How to enable caching on Nextcloud 16

Find out how to improve the performance of your Nextcloud cloud server by enabling caching.

How to enable caching on Nextcloud 16 Find out how to improve the performance of your Nextcloud cloud server by enabling caching.

Nextcloud is an incredibly powerful and flexible on-premises cloud server that any business (regardless of size) can make use of. Although out of the box, Nextcloud performs well, it is possible to gain significant increases in performance by enabling caching. Caching increases performance by storing frequently-requested objects in memory for faster retrieval.
 
I'm going to walk you through the process of setting up caching on Nextcloud 16, with the help of redis.

SEE: Hybrid cloud: A guide for IT pros (TechRepublic download)

What you'll need

All you will need to make this work is a running instance of Nextcloud and a user account with sudo privileges. 

How to install and configure Redis

The first thing to be done is the installation of Redis. To do this, open a terminal window on your Netcloud server and issue the command:

sudo apt-get install redis-server

Start and enable redis with the command:

sudo systemctl start redis-server
sudo systemctl enable redis-server

Once installed, you'll need to configure redis. Issue the command:

sudo nano /etc/redis/redis.conf

Edit the following lines to reflect these changes:

port 0
unixsocket /var/run/redis/redis.sock
unixsocketperm 700

Save and close that file.

Next we must add redis to the www-data group, otherwise Nextcloud loading will fail. Do that with the command:

sudo usermod -aG redis www-data

How to configure Nextcloud

Now we have to configure Nextcloud. To do this, issue the command:

sudo nano /var/www/html/nextcloud/config/config.php

In that file, paste the following above the final ); line:

'memcache.local' => '\\OC\\Memcache\\Redis',
  'memcache.locking' => '\\OC\\Memcache\\Redis',
  'redis' =>
   array (
    'host' => '/var/run/redis/redis.sock',
    'port' => 0,
    'timeout' => 0,
    'password' => '',
    'dbindex' => 0,
),

Your file should look similar to that in Figure A.

Figure A

nextcloudcachea.jpg

The bottom portion of a correctly configured config.php file.

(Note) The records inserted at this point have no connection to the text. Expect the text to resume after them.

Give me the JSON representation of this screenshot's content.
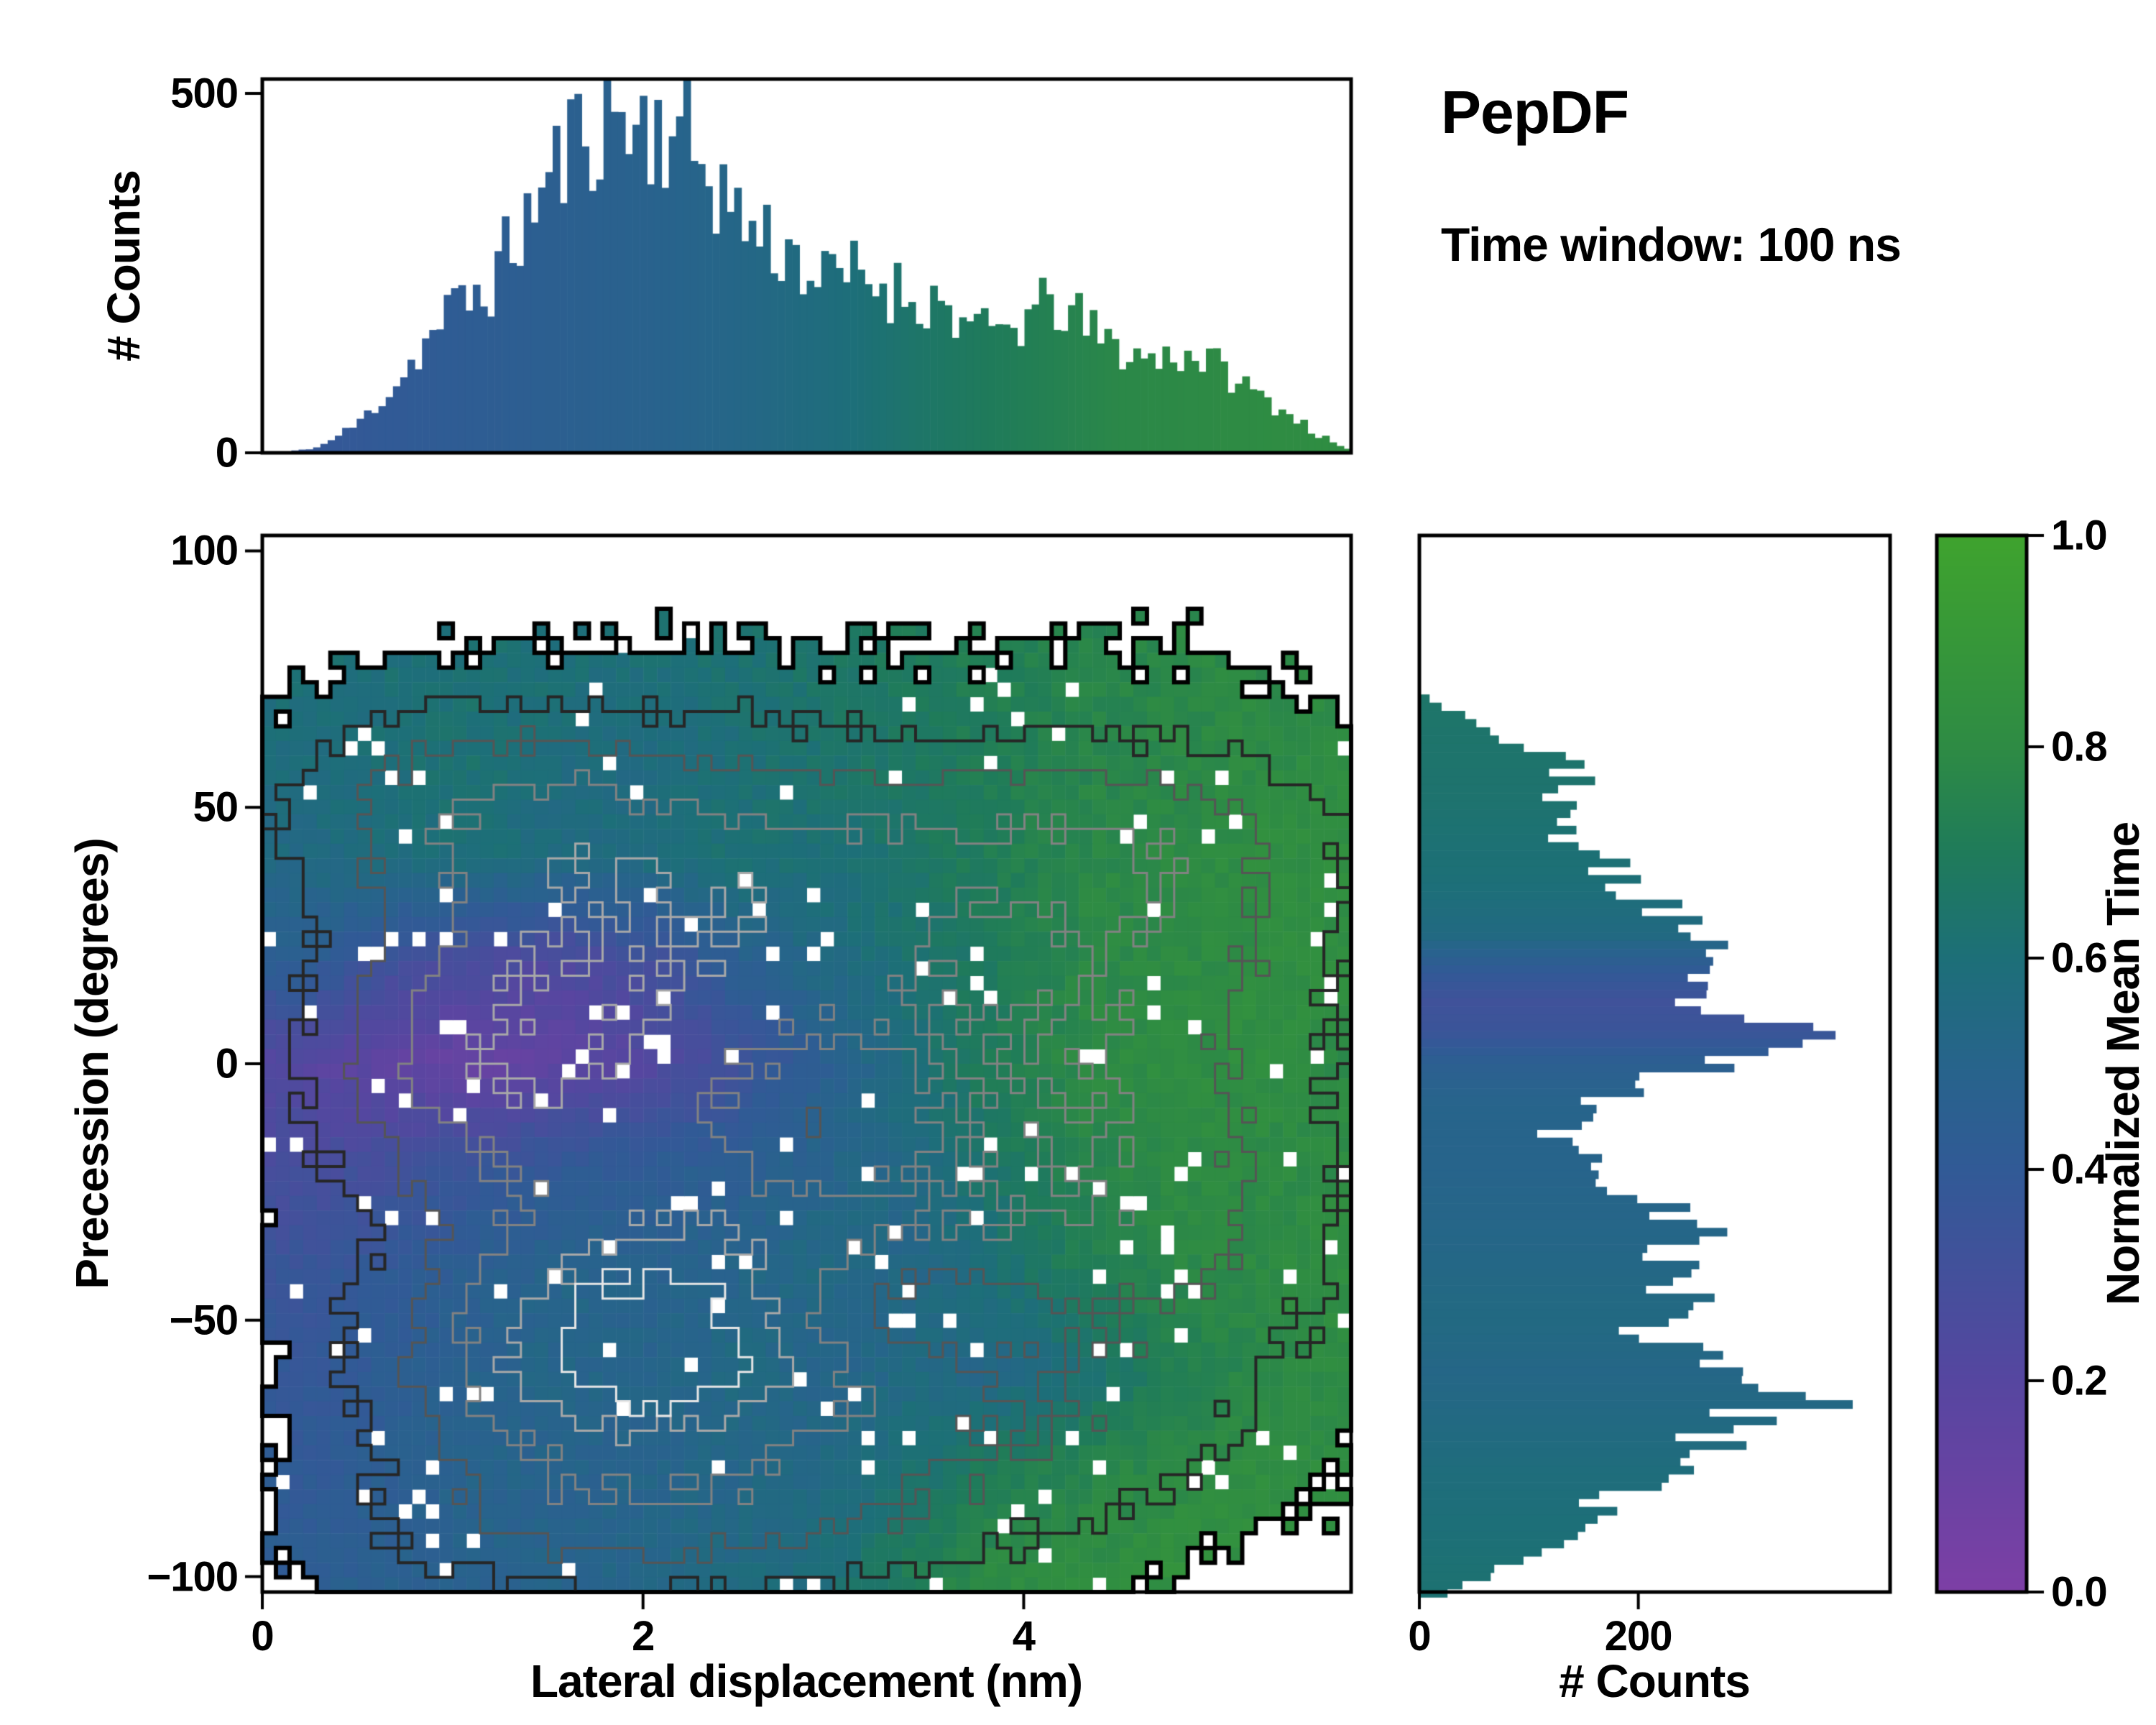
{
  "title": "PepDF",
  "subtitle": "Time window: 100 ns",
  "colors": {
    "background": "#ffffff",
    "axis": "#000000",
    "colormap_stops": [
      [
        0.0,
        "#7d3fa5"
      ],
      [
        0.2,
        "#5646a0"
      ],
      [
        0.4,
        "#315a96"
      ],
      [
        0.5,
        "#27648b"
      ],
      [
        0.6,
        "#1d6f78"
      ],
      [
        0.7,
        "#1f7b5a"
      ],
      [
        0.8,
        "#2e8b44"
      ],
      [
        1.0,
        "#3fa32e"
      ]
    ]
  },
  "axes": {
    "x": {
      "label": "Lateral displacement (nm)",
      "min": 0,
      "max": 5.72,
      "ticks": [
        0,
        2,
        4
      ],
      "tick_labels": [
        "0",
        "2",
        "4"
      ]
    },
    "y": {
      "label": "Precession (degrees)",
      "min": -103,
      "max": 103,
      "ticks": [
        100,
        50,
        0,
        -50,
        -100
      ],
      "tick_labels": [
        "100",
        "50",
        "0",
        "−50",
        "−100"
      ]
    },
    "top_counts": {
      "label": "# Counts",
      "min": 0,
      "max": 520,
      "ticks": [
        0,
        500
      ],
      "tick_labels": [
        "0",
        "500"
      ]
    },
    "right_counts": {
      "label": "# Counts",
      "min": 0,
      "max": 430,
      "ticks": [
        0,
        200
      ],
      "tick_labels": [
        "0",
        "200"
      ]
    },
    "colorbar": {
      "label": "Normalized Mean Time",
      "min": 0.0,
      "max": 1.0,
      "ticks": [
        0.0,
        0.2,
        0.4,
        0.6,
        0.8,
        1.0
      ],
      "tick_labels": [
        "0.0",
        "0.2",
        "0.4",
        "0.6",
        "0.8",
        "1.0"
      ]
    }
  },
  "chart_data": [
    {
      "type": "bar",
      "name": "lateral-displacement-histogram",
      "xlabel": "Lateral displacement (nm)",
      "ylabel": "# Counts",
      "xlim": [
        0,
        5.72
      ],
      "ylim": [
        0,
        520
      ],
      "n_bins": 150,
      "noise": 0.22,
      "envelope": [
        [
          0.1,
          0
        ],
        [
          0.3,
          8
        ],
        [
          0.5,
          40
        ],
        [
          0.7,
          95
        ],
        [
          0.85,
          150
        ],
        [
          1.0,
          200
        ],
        [
          1.2,
          235
        ],
        [
          1.4,
          330
        ],
        [
          1.6,
          420
        ],
        [
          1.75,
          465
        ],
        [
          1.85,
          475
        ],
        [
          2.0,
          450
        ],
        [
          2.1,
          465
        ],
        [
          2.2,
          440
        ],
        [
          2.35,
          395
        ],
        [
          2.5,
          330
        ],
        [
          2.65,
          300
        ],
        [
          2.8,
          275
        ],
        [
          2.95,
          235
        ],
        [
          3.1,
          250
        ],
        [
          3.25,
          235
        ],
        [
          3.45,
          215
        ],
        [
          3.6,
          205
        ],
        [
          3.75,
          165
        ],
        [
          3.95,
          175
        ],
        [
          4.1,
          200
        ],
        [
          4.2,
          205
        ],
        [
          4.35,
          170
        ],
        [
          4.5,
          145
        ],
        [
          4.65,
          130
        ],
        [
          4.85,
          140
        ],
        [
          5.0,
          125
        ],
        [
          5.15,
          95
        ],
        [
          5.3,
          70
        ],
        [
          5.45,
          45
        ],
        [
          5.55,
          25
        ],
        [
          5.65,
          10
        ],
        [
          5.72,
          3
        ]
      ],
      "color_t": [
        [
          0,
          0.36
        ],
        [
          1,
          0.42
        ],
        [
          2,
          0.48
        ],
        [
          2.5,
          0.52
        ],
        [
          3,
          0.58
        ],
        [
          3.5,
          0.66
        ],
        [
          4,
          0.72
        ],
        [
          4.5,
          0.78
        ],
        [
          5.72,
          0.82
        ]
      ]
    },
    {
      "type": "heatmap",
      "name": "precession-vs-displacement-map",
      "xlabel": "Lateral displacement (nm)",
      "ylabel": "Precession (degrees)",
      "value_label": "Normalized Mean Time",
      "xlim": [
        0,
        5.72
      ],
      "ylim": [
        -103,
        103
      ],
      "grid": {
        "cols": 80,
        "rows": 72
      },
      "seed": 42,
      "mask_threshold": 0.14,
      "dropout": 0.04,
      "mean_time_grid": {
        "x": [
          0.2,
          0.66,
          1.12,
          1.58,
          2.04,
          2.5,
          2.96,
          3.42,
          3.88,
          4.34,
          4.8,
          5.26,
          5.6
        ],
        "y": [
          100,
          80,
          60,
          40,
          20,
          0,
          -20,
          -40,
          -60,
          -80,
          -100
        ],
        "t": [
          [
            0.6,
            0.6,
            0.62,
            0.6,
            0.6,
            0.62,
            0.65,
            0.7,
            0.72,
            0.75,
            0.78,
            0.8,
            0.8
          ],
          [
            0.6,
            0.6,
            0.62,
            0.6,
            0.6,
            0.62,
            0.65,
            0.7,
            0.72,
            0.76,
            0.78,
            0.8,
            0.8
          ],
          [
            0.58,
            0.6,
            0.62,
            0.58,
            0.56,
            0.6,
            0.64,
            0.68,
            0.72,
            0.76,
            0.78,
            0.8,
            0.8
          ],
          [
            0.55,
            0.58,
            0.6,
            0.55,
            0.58,
            0.62,
            0.6,
            0.66,
            0.72,
            0.78,
            0.8,
            0.82,
            0.82
          ],
          [
            0.45,
            0.32,
            0.26,
            0.24,
            0.3,
            0.45,
            0.55,
            0.62,
            0.7,
            0.78,
            0.8,
            0.82,
            0.82
          ],
          [
            0.2,
            0.15,
            0.12,
            0.15,
            0.22,
            0.32,
            0.45,
            0.6,
            0.72,
            0.8,
            0.82,
            0.82,
            0.8
          ],
          [
            0.28,
            0.3,
            0.35,
            0.4,
            0.42,
            0.45,
            0.5,
            0.55,
            0.66,
            0.76,
            0.8,
            0.8,
            0.8
          ],
          [
            0.35,
            0.4,
            0.45,
            0.5,
            0.48,
            0.5,
            0.55,
            0.52,
            0.62,
            0.72,
            0.78,
            0.8,
            0.82
          ],
          [
            0.38,
            0.42,
            0.48,
            0.52,
            0.5,
            0.55,
            0.5,
            0.55,
            0.52,
            0.62,
            0.72,
            0.78,
            0.8
          ],
          [
            0.4,
            0.44,
            0.5,
            0.48,
            0.5,
            0.52,
            0.55,
            0.62,
            0.72,
            0.76,
            0.8,
            0.82,
            0.82
          ],
          [
            0.44,
            0.46,
            0.48,
            0.5,
            0.52,
            0.55,
            0.6,
            0.72,
            0.8,
            0.82,
            0.84,
            0.84,
            0.84
          ]
        ]
      },
      "density_blobs": [
        [
          1.6,
          12,
          0.8,
          22,
          0.95
        ],
        [
          1.0,
          -2,
          0.7,
          18,
          0.8
        ],
        [
          2.0,
          -40,
          0.9,
          20,
          1.0
        ],
        [
          1.5,
          -63,
          0.8,
          16,
          0.95
        ],
        [
          2.4,
          -58,
          0.8,
          16,
          0.85
        ],
        [
          2.0,
          45,
          1.1,
          20,
          0.75
        ],
        [
          0.9,
          52,
          0.8,
          15,
          0.7
        ],
        [
          3.2,
          -15,
          0.9,
          25,
          0.6
        ],
        [
          3.0,
          30,
          1.0,
          20,
          0.6
        ],
        [
          4.2,
          25,
          0.9,
          25,
          0.55
        ],
        [
          4.3,
          -25,
          0.8,
          20,
          0.5
        ],
        [
          4.0,
          -75,
          0.9,
          15,
          0.55
        ],
        [
          2.5,
          -90,
          1.2,
          12,
          0.5
        ],
        [
          1.5,
          -92,
          1.0,
          10,
          0.5
        ],
        [
          4.6,
          45,
          0.8,
          12,
          0.5
        ],
        [
          5.0,
          20,
          0.9,
          40,
          0.5
        ],
        [
          5.0,
          -45,
          0.8,
          25,
          0.45
        ],
        [
          2.8,
          -15,
          2.2,
          75,
          0.45
        ],
        [
          3.3,
          -48,
          0.5,
          7,
          -0.55
        ],
        [
          2.9,
          -12,
          0.35,
          8,
          -0.4
        ],
        [
          3.85,
          24,
          0.3,
          8,
          -0.4
        ]
      ],
      "contour_levels": [
        0.14,
        0.3,
        0.46,
        0.62,
        0.78,
        0.9
      ],
      "contour_colors": [
        "#000000",
        "#262626",
        "#555555",
        "#828282",
        "#a8a8a8",
        "#e6e6e6"
      ],
      "contour_widths": [
        6,
        4,
        3,
        3,
        3,
        3
      ]
    },
    {
      "type": "bar",
      "name": "precession-histogram",
      "orientation": "horizontal",
      "xlabel": "# Counts",
      "ylabel": "Precession (degrees)",
      "xlim": [
        0,
        430
      ],
      "ylim": [
        -103,
        103
      ],
      "n_bins": 110,
      "range": [
        -104,
        72
      ],
      "noise": 0.18,
      "envelope": [
        [
          -104,
          10
        ],
        [
          -102,
          40
        ],
        [
          -98,
          80
        ],
        [
          -94,
          120
        ],
        [
          -90,
          150
        ],
        [
          -86,
          170
        ],
        [
          -82,
          200
        ],
        [
          -78,
          220
        ],
        [
          -74,
          260
        ],
        [
          -70,
          300
        ],
        [
          -66,
          340
        ],
        [
          -64,
          350
        ],
        [
          -62,
          330
        ],
        [
          -58,
          280
        ],
        [
          -54,
          230
        ],
        [
          -50,
          210
        ],
        [
          -46,
          240
        ],
        [
          -42,
          250
        ],
        [
          -38,
          230
        ],
        [
          -34,
          240
        ],
        [
          -30,
          250
        ],
        [
          -26,
          220
        ],
        [
          -22,
          180
        ],
        [
          -18,
          150
        ],
        [
          -14,
          130
        ],
        [
          -10,
          140
        ],
        [
          -6,
          180
        ],
        [
          -2,
          230
        ],
        [
          2,
          300
        ],
        [
          6,
          330
        ],
        [
          10,
          280
        ],
        [
          14,
          240
        ],
        [
          18,
          230
        ],
        [
          22,
          240
        ],
        [
          26,
          250
        ],
        [
          30,
          230
        ],
        [
          34,
          190
        ],
        [
          38,
          170
        ],
        [
          42,
          150
        ],
        [
          46,
          130
        ],
        [
          50,
          120
        ],
        [
          55,
          150
        ],
        [
          58,
          140
        ],
        [
          62,
          90
        ],
        [
          66,
          60
        ],
        [
          70,
          20
        ],
        [
          72,
          5
        ]
      ],
      "color_t": [
        [
          -100,
          0.62
        ],
        [
          -90,
          0.6
        ],
        [
          -80,
          0.58
        ],
        [
          -70,
          0.55
        ],
        [
          -60,
          0.52
        ],
        [
          -50,
          0.55
        ],
        [
          -35,
          0.52
        ],
        [
          -20,
          0.5
        ],
        [
          -8,
          0.5
        ],
        [
          0,
          0.45
        ],
        [
          6,
          0.35
        ],
        [
          12,
          0.32
        ],
        [
          18,
          0.4
        ],
        [
          25,
          0.55
        ],
        [
          35,
          0.6
        ],
        [
          50,
          0.63
        ],
        [
          70,
          0.65
        ]
      ]
    },
    {
      "type": "colorbar",
      "name": "normalized-mean-time-colorbar",
      "label": "Normalized Mean Time",
      "range": [
        0.0,
        1.0
      ],
      "ticks": [
        0.0,
        0.2,
        0.4,
        0.6,
        0.8,
        1.0
      ]
    }
  ]
}
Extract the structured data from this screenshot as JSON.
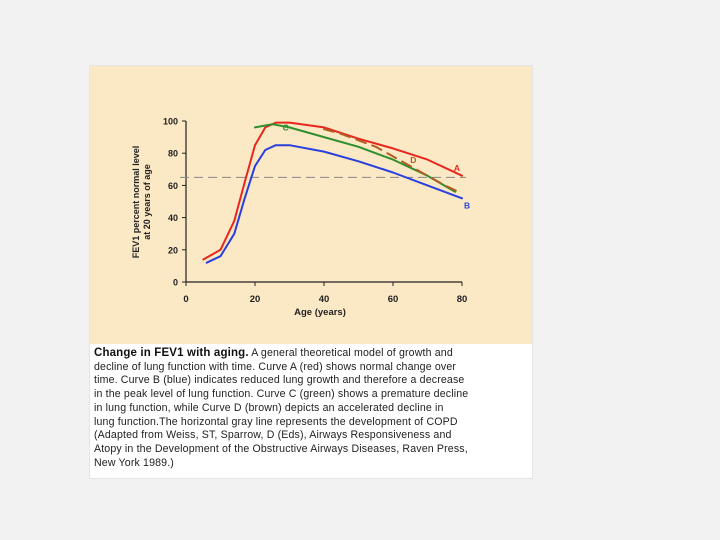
{
  "chart_data": {
    "type": "line",
    "title": "",
    "xlabel": "Age (years)",
    "ylabel_line1": "FEV1 percent normal level",
    "ylabel_line2": "at 20 years of age",
    "xlim": [
      0,
      80
    ],
    "ylim": [
      0,
      100
    ],
    "xticks": [
      "0",
      "20",
      "40",
      "60",
      "80"
    ],
    "yticks": [
      "0",
      "20",
      "40",
      "60",
      "80",
      "100"
    ],
    "grid": false,
    "reference_line": {
      "y": 65,
      "style": "dashed",
      "color": "#888888"
    },
    "series": [
      {
        "name": "A",
        "color": "#e8261e",
        "x": [
          5,
          10,
          14,
          17,
          20,
          23,
          26,
          30,
          40,
          50,
          60,
          70,
          80
        ],
        "y": [
          14,
          20,
          38,
          62,
          85,
          96,
          99,
          99,
          96,
          89,
          83,
          76,
          66
        ]
      },
      {
        "name": "B",
        "color": "#2a3fdc",
        "x": [
          6,
          10,
          14,
          17,
          20,
          23,
          26,
          30,
          40,
          50,
          60,
          70,
          80
        ],
        "y": [
          12,
          16,
          30,
          52,
          72,
          82,
          85,
          85,
          81,
          75,
          68,
          60,
          52
        ]
      },
      {
        "name": "C",
        "color": "#2e8f2e",
        "x": [
          20,
          25,
          30,
          40,
          50,
          60,
          70,
          78
        ],
        "y": [
          96,
          98,
          96,
          90,
          84,
          76,
          66,
          56
        ]
      },
      {
        "name": "D",
        "color": "#b25c22",
        "x": [
          40,
          45,
          50,
          55,
          60,
          65,
          70,
          75,
          80
        ],
        "y": [
          95,
          92,
          88,
          84,
          78,
          72,
          66,
          60,
          55
        ]
      }
    ],
    "curve_labels": [
      "A",
      "B",
      "C",
      "D"
    ]
  },
  "caption": {
    "bold": "Change in FEV1 with aging.",
    "lines": [
      " A general theoretical model of growth and",
      "decline of lung function with time. Curve A (red) shows normal change over",
      "time. Curve B (blue) indicates reduced lung growth and therefore a decrease",
      "in the peak level of lung function. Curve C (green) shows a premature decline",
      "in lung function, while Curve D (brown) depicts an accelerated decline in",
      "lung function.The horizontal gray line represents the development of COPD",
      "(Adapted from Weiss, ST, Sparrow, D (Eds), Airways Responsiveness and",
      "Atopy in the Development of the Obstructive Airways Diseases, Raven Press,",
      "New York 1989.)"
    ]
  }
}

Save and close that file. 

With Nextcloud configured, restart the web server with the command:

sudo systemctl restart apache2

How to configure php.ini

Finally, let's configure PHP Opcache (which is recommended by Nextcloud to improve basic functionality). To do this, issue the command:

sudo nano /etc/php/7.*/apache2/php.ini

Where * is the latest release of PHP installed on your system.

Go through that file (starting around line 1799) and make sure the following lines are configured as such (in many cases they need to simply be uncommented by removing the leading ; character):

opcache.enable=1
opcache.enable_cli=1
opcache.interned_strings_buffer=8
opcache.max_accelerated_files=10000
opcache.memory_consumption=128
opcache.save_comments=1
opcache.revalidate_freq=1

Save and close that file.

Once again, restart Apache with the command:

sudo systemctl restart apache2

Open Nextcloud

Point your browser to your Nextcloud instance. The service should open as expected, only this time you have caching properly enabled. You should see a much-improved performance increase. Congratulations, you've fine-tuned Nextcloud to better meet the growing demand placed on your on-premises cloud server.